“But before he starts to work, he’s got to be sure that you’ve really got his daughter and that she hasn’t been harmed.”
“The gal’s okay.”
Simon looked at him steadily.
“I have to see her myself. Then I’ll write him a note, which you can have delivered. I’ll tell you right now that it’ll have a code word in it, which is to prove that I really wrote it and that nobody was twisting my arm to make me say the right things.”
Unciello contemplated him with the immobility of a Buddha.

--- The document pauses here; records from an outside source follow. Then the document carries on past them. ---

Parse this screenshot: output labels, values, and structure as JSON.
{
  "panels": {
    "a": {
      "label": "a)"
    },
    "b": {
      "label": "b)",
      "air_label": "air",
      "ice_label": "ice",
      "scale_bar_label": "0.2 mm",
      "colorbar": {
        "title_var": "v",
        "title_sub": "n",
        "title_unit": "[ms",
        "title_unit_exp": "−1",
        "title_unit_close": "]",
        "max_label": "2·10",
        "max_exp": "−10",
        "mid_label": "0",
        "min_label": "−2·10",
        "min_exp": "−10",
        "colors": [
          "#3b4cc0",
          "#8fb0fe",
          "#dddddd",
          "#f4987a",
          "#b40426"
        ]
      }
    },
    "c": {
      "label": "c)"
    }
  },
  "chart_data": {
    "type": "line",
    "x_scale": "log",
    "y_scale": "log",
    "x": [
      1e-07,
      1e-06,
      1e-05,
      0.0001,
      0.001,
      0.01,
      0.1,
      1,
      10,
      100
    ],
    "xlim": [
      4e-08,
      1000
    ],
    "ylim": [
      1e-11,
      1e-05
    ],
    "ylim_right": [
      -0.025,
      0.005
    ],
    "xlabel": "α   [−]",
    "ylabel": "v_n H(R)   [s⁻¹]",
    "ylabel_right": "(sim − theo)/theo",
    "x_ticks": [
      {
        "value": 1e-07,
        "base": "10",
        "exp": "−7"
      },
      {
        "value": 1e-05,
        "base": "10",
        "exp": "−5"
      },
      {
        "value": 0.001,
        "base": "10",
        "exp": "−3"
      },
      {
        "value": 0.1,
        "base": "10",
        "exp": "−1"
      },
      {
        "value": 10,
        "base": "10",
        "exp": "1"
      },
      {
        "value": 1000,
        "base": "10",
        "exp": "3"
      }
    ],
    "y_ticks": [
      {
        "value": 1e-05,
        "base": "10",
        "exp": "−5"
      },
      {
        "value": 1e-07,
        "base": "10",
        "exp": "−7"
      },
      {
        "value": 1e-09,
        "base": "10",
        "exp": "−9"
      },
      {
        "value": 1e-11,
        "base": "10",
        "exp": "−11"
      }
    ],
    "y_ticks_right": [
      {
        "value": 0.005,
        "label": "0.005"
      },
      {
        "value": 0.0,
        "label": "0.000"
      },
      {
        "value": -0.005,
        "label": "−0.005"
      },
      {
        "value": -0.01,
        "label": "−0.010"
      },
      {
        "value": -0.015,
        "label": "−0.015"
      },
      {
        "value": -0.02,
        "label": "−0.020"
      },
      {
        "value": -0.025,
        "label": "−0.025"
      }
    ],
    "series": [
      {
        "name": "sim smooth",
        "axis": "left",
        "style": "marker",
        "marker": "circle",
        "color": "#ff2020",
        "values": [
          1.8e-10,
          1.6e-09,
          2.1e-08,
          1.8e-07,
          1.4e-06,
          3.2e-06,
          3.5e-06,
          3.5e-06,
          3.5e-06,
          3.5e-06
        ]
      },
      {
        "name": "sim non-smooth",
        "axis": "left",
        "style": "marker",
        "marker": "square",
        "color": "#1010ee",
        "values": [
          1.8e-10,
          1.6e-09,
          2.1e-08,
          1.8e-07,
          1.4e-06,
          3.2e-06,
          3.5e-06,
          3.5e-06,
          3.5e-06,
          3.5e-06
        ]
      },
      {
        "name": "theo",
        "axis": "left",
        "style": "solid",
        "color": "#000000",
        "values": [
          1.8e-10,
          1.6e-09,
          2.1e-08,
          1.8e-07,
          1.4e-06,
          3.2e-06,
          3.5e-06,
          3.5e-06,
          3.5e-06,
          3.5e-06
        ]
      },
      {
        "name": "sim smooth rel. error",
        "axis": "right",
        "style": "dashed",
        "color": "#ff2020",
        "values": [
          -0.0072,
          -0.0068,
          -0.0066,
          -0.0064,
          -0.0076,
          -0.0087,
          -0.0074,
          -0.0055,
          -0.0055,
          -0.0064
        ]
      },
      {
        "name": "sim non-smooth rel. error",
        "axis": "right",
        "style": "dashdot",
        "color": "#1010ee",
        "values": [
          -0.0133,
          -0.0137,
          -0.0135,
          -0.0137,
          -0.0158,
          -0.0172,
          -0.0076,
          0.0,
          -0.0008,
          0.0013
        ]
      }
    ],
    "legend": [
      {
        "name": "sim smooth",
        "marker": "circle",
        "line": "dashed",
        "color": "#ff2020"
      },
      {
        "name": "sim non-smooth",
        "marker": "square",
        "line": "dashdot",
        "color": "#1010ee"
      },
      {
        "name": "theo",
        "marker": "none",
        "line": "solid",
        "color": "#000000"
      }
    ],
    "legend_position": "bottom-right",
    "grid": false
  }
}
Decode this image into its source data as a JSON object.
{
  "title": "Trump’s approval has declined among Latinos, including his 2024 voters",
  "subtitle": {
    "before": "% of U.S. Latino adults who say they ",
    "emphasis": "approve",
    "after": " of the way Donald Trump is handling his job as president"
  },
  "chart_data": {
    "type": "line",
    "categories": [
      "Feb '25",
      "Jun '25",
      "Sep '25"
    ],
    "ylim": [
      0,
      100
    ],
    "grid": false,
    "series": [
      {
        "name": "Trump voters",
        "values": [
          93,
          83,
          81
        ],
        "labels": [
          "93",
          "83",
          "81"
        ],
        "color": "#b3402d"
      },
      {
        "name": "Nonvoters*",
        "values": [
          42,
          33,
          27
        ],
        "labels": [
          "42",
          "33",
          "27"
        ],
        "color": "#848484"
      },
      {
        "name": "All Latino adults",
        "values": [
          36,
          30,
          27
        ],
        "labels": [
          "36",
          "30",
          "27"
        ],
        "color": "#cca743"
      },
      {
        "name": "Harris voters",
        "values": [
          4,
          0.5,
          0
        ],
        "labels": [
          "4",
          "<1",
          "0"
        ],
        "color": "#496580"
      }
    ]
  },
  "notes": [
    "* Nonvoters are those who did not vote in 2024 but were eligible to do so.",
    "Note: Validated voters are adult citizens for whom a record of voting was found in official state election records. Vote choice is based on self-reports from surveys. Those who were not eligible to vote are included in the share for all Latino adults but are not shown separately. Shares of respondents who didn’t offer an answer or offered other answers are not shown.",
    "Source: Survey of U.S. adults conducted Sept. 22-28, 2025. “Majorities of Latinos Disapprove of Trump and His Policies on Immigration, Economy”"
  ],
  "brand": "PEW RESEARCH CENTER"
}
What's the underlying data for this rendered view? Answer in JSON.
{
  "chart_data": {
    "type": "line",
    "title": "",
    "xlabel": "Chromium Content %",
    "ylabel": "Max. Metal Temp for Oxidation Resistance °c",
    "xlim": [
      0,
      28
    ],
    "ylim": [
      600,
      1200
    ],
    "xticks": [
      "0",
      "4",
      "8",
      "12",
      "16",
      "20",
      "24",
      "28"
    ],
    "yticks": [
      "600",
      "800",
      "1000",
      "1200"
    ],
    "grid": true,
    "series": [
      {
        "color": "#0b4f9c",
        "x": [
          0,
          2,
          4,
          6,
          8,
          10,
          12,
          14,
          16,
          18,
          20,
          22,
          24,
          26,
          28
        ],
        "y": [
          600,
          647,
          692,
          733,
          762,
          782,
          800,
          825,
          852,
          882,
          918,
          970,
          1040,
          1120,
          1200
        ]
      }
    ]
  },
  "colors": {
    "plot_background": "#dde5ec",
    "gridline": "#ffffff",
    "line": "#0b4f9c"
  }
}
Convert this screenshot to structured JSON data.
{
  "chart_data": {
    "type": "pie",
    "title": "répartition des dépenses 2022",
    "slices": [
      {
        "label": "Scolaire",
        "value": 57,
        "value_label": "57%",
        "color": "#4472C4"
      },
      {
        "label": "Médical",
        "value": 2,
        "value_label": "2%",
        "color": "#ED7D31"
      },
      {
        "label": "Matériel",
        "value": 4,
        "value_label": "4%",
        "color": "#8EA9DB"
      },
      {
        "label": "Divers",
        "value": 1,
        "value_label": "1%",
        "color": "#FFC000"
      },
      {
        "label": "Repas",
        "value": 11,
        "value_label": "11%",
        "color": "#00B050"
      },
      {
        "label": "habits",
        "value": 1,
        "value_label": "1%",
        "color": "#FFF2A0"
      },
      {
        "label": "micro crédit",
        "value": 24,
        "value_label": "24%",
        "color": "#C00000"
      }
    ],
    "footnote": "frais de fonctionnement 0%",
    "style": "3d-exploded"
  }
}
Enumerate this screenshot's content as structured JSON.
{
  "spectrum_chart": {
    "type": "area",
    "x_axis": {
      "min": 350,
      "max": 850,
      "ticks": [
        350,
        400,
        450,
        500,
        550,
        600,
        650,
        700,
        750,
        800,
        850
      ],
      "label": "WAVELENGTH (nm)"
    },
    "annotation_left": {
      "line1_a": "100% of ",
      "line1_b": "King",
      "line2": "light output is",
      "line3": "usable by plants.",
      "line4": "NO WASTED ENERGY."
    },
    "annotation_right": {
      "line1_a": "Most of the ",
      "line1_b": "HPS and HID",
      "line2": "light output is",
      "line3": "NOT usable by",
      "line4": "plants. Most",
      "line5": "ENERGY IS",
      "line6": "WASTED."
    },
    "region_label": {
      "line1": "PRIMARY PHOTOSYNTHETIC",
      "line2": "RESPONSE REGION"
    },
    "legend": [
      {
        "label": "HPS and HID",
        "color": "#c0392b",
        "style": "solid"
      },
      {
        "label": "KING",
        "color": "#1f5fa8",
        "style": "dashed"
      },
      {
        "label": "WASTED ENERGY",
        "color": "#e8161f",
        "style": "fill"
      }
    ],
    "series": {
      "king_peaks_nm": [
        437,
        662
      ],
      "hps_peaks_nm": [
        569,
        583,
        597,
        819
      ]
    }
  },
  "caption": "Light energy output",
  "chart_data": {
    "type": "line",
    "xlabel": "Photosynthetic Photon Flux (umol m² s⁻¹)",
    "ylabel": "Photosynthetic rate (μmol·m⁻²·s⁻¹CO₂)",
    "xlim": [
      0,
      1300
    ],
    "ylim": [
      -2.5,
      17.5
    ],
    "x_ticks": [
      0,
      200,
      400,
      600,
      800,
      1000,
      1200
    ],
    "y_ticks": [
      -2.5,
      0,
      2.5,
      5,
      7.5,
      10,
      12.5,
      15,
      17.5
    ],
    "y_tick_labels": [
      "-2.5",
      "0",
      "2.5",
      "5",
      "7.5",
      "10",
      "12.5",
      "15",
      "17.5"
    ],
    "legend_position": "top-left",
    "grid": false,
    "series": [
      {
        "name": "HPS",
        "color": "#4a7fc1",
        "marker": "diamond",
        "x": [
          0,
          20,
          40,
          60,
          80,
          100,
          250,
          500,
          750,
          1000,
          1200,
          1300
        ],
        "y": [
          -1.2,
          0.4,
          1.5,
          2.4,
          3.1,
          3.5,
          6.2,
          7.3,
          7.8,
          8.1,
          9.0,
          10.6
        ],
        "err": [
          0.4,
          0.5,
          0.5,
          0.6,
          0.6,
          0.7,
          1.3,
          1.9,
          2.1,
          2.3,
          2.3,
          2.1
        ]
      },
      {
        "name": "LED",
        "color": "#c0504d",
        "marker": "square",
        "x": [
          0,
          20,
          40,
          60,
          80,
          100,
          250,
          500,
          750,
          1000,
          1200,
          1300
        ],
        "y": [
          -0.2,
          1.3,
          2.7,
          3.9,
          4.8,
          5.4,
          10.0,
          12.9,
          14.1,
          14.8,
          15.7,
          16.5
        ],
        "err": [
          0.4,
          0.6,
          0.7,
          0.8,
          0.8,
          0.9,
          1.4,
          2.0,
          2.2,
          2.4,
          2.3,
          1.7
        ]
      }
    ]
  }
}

Then his eyes switched to a point over the Saint’s head.
“ Mena la giovane,” he said.
The hoodlum who never spoke came around from behind the Saint’s chair and crossed the big room to disappear through one of the doors at the other end. Unciello smoked his cigar impassively. There was no idle conversation.
Presently the man who had left came back, and with him he brought Sue Inverest.
She was so exactly like Simon had seen her last, and as he remembered her, that for a moment it felt as if they were back in the Colosseum. Only in a strange dislocation of time they now seemed to belong rather with the expendables who had once stood on the floor of the arena, while a modern but no less vicious Nero squatted like a toad on his brocaded throne and held their lives in his hands. But the girl still carried her curly fair head high, and Simon smiled into her shocked gray eyes.
“Your father sent me to see if you were all right, Sue,” he said gently. “Have they hurt you?”